Na naszą niekorzyść działał fakt, że mieszkamy w lesie i helikopter nie miałby gdzie wylądować. Więcej szans dawało rozcięcie maszyny na miejscu. I w tym momencie chcę podziękować Lekarzowi (niestety nie znam Pańskiego nazwiska) i ekipie karetki, którzy razem ze Strażakami, podjęli się rozcinania sokowirówki w spartańskich warunkach, w karetce, gumówką. Ci ludzie po prostu działali. Nie myśleli o tym, że lepiej odwieźć dziecko na SOR i tam niech sobie radzą, Ci ludzie wzięli odpowiedzialność za moje dziecko i po prostu, po ludzku je ratowali. Za co jestem i jeszcze długo będę im ogromnie wdzięczna, w szczególności Tobie-Lekarzu (na zawsze dużą literą).
Chcę również podziękować Strażakom. Chłopaki, robicie to świetnie!!! Byłam w szoku z jakim zaangażowaniem podeszliście do mojego dziecka. Jak biegaliście po sąsiadach prosząc o jakiekolwiek sprzęty, którymi moglibyście rozciąć maszynkę nie raniąc paluszków mojej córeczki. W całym tym chaosie, w strachu i panice, widok Was, biegających, organizujących pomoc, dawał mi poczucie, że będzie dobrze; że robicie co możecie, a nawet więcej.
Wiedziałam, że ludzie, którzy przyjechali nam pomóc, to ludzie, którzy są na właściwym miejscu. Z całego serca Wam dziękuję! I oczywiście jesteście jeszcze Wy, Drodzy Sąsiedzi! Twarze mijane codziennie, krótkie dzień dobry w drodze do pracy. Nie znamy swoich imion, chociaż mieszkamy tak blisko siebie. Nie wiem co by było bez Was. Łzy cisną mi się do oczu, kiedy przypominam sobie mojego sąsiada biegnącego z nożycami dla Strażaków. Jesteś w grupie ryzyka, masz swoje lata, powinieneś być w domu z żoną, planować sezon na paralotni, a wybiegłeś, dałeś swoje rzeczy, dopytywałeś czy możesz jeszcze coś przynieść. Z resztą nie tylko Ty, było Was więcej, chcieliście pomóc.

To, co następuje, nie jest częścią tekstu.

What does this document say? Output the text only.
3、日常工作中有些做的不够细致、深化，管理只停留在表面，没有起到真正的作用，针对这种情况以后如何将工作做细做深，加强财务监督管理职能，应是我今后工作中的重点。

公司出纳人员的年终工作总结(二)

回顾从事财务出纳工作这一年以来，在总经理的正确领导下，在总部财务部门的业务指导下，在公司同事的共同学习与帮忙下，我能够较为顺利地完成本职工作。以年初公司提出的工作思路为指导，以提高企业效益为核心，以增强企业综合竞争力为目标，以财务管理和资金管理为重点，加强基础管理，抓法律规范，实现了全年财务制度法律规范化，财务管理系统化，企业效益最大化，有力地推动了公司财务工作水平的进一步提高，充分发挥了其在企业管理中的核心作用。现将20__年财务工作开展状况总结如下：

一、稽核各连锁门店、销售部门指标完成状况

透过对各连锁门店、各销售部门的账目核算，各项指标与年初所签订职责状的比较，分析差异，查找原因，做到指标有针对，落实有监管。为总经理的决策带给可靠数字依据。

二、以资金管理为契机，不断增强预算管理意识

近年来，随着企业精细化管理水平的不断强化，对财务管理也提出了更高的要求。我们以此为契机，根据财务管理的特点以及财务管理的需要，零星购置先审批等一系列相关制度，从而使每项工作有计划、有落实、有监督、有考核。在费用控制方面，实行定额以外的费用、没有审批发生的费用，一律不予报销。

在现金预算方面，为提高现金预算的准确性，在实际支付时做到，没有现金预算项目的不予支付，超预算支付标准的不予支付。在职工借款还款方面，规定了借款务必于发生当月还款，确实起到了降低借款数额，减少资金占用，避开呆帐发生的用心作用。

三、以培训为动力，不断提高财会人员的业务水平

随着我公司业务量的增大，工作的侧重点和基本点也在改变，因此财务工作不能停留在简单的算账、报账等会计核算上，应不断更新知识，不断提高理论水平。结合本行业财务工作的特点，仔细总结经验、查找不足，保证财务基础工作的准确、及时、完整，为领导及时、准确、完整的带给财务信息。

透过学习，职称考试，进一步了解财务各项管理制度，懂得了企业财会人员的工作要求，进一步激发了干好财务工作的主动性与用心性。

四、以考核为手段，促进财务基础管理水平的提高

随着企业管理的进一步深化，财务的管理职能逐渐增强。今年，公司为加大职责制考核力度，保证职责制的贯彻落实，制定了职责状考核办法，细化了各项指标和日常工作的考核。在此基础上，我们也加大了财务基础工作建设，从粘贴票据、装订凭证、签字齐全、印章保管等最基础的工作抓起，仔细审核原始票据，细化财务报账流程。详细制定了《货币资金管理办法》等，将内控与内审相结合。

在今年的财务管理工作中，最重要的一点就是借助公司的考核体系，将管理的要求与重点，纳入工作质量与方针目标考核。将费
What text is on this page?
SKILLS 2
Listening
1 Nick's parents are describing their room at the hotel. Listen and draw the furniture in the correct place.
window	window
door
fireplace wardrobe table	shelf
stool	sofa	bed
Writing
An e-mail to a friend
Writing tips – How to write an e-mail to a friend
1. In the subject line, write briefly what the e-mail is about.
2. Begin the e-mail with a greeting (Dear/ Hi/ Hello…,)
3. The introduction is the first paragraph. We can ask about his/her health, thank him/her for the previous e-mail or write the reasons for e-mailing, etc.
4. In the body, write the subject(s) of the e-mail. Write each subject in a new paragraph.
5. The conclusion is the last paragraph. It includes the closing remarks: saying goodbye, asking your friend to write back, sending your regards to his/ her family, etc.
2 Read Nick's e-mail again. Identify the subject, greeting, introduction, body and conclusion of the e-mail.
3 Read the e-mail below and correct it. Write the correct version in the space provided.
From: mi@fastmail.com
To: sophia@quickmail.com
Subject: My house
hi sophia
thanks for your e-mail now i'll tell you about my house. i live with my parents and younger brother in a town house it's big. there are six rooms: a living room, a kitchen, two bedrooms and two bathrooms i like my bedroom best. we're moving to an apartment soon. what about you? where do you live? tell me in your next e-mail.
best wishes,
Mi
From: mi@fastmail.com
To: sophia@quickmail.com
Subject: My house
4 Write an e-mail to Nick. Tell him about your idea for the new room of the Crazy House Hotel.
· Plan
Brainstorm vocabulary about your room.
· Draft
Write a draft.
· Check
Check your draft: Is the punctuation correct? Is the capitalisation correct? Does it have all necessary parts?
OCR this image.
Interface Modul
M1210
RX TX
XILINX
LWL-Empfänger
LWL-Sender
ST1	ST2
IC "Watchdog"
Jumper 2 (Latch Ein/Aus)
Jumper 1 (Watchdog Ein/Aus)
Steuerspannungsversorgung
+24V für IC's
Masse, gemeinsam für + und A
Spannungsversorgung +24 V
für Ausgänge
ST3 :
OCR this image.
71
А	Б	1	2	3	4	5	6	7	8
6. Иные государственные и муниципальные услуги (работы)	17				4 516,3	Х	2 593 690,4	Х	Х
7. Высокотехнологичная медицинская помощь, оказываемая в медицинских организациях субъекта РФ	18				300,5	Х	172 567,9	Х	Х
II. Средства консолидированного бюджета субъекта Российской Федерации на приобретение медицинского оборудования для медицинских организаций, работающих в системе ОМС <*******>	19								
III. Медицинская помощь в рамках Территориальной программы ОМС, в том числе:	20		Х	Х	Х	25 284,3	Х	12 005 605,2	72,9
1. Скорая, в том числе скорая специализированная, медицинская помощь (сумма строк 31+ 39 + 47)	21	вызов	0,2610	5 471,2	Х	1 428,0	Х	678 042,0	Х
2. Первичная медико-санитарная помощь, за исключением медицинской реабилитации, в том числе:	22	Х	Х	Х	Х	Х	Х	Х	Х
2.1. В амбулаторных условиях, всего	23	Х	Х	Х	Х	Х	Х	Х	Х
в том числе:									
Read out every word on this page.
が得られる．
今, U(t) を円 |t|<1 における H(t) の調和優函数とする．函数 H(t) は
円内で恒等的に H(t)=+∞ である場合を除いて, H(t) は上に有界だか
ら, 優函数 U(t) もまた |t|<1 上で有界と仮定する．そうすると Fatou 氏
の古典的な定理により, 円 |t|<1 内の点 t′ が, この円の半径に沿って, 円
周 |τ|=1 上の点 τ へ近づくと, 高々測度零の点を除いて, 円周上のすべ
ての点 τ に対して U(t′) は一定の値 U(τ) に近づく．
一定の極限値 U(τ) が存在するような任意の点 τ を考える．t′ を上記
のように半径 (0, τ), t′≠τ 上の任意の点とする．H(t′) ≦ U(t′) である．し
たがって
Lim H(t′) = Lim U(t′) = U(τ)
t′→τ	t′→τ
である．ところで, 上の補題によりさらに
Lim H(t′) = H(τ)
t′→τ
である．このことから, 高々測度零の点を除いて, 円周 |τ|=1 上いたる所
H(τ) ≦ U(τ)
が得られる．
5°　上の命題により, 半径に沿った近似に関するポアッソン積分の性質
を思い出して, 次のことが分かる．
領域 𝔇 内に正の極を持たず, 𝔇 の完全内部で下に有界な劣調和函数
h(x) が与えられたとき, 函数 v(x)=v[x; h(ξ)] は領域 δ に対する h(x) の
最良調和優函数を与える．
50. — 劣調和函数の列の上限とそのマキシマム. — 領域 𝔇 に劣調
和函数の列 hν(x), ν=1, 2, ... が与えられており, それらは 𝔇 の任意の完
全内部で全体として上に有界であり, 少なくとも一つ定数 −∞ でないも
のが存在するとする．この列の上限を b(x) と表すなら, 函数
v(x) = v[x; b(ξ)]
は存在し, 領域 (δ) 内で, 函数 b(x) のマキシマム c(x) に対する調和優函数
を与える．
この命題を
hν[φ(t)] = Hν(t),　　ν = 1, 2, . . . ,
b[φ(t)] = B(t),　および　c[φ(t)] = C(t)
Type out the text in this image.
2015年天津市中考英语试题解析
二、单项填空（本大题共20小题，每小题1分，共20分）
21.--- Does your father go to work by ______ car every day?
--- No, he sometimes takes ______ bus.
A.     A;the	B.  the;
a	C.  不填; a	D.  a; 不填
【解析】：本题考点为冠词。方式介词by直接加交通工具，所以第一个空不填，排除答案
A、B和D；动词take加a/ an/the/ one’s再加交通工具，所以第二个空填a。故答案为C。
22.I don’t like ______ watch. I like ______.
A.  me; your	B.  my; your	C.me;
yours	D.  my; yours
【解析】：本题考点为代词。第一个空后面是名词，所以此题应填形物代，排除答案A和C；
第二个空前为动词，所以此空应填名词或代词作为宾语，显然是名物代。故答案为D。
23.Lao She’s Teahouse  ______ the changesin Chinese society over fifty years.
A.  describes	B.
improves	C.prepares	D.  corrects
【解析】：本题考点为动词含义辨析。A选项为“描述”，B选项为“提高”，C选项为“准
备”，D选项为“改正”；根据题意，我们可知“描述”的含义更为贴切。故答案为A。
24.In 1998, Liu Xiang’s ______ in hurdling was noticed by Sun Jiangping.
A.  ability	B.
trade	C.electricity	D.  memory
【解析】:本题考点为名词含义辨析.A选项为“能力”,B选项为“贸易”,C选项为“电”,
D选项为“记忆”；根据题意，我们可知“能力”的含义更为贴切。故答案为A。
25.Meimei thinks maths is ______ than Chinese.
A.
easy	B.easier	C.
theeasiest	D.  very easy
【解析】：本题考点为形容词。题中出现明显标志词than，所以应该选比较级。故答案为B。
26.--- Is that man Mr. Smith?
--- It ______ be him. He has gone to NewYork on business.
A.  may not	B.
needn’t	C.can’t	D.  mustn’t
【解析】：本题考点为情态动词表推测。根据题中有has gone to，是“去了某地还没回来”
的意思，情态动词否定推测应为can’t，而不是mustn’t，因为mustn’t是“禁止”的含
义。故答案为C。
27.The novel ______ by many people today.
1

Nie znacie mnie, nie znacie mojej córki, wyszliście z domów z chęcią niesienia pomocy drugiemu człowiekowi. Jest to najpiękniejsza rzecz jakiej doświadczyłam od dawna. Podniesiona na duchu, bogatsza o poczucie bezpieczeństwa, serdecznie Wam dziękuję za to, że jesteście! I na koniec, doceniajmy to co mamy. Dziękujmy za to co otrzymujemy. Scenariusz tego zdarzenia mógł być zupełnie inny, skończyło się na obrzęku i poszarpanej skórze. Moja córka miała szczęście, że trafiła na dobrych ludzi, na pasjonatów, na osoby o wielkich sercach. Jeszcze raz Wam wszystkim i każdemu z osobna DZIĘKUJĘ!!! - napisała Małgorzata Orzechowska, mama 2-letniej dziewczynki w liście umieszczonym na stronie internetowej Komendy Miejskiej PSP w Kaliszu.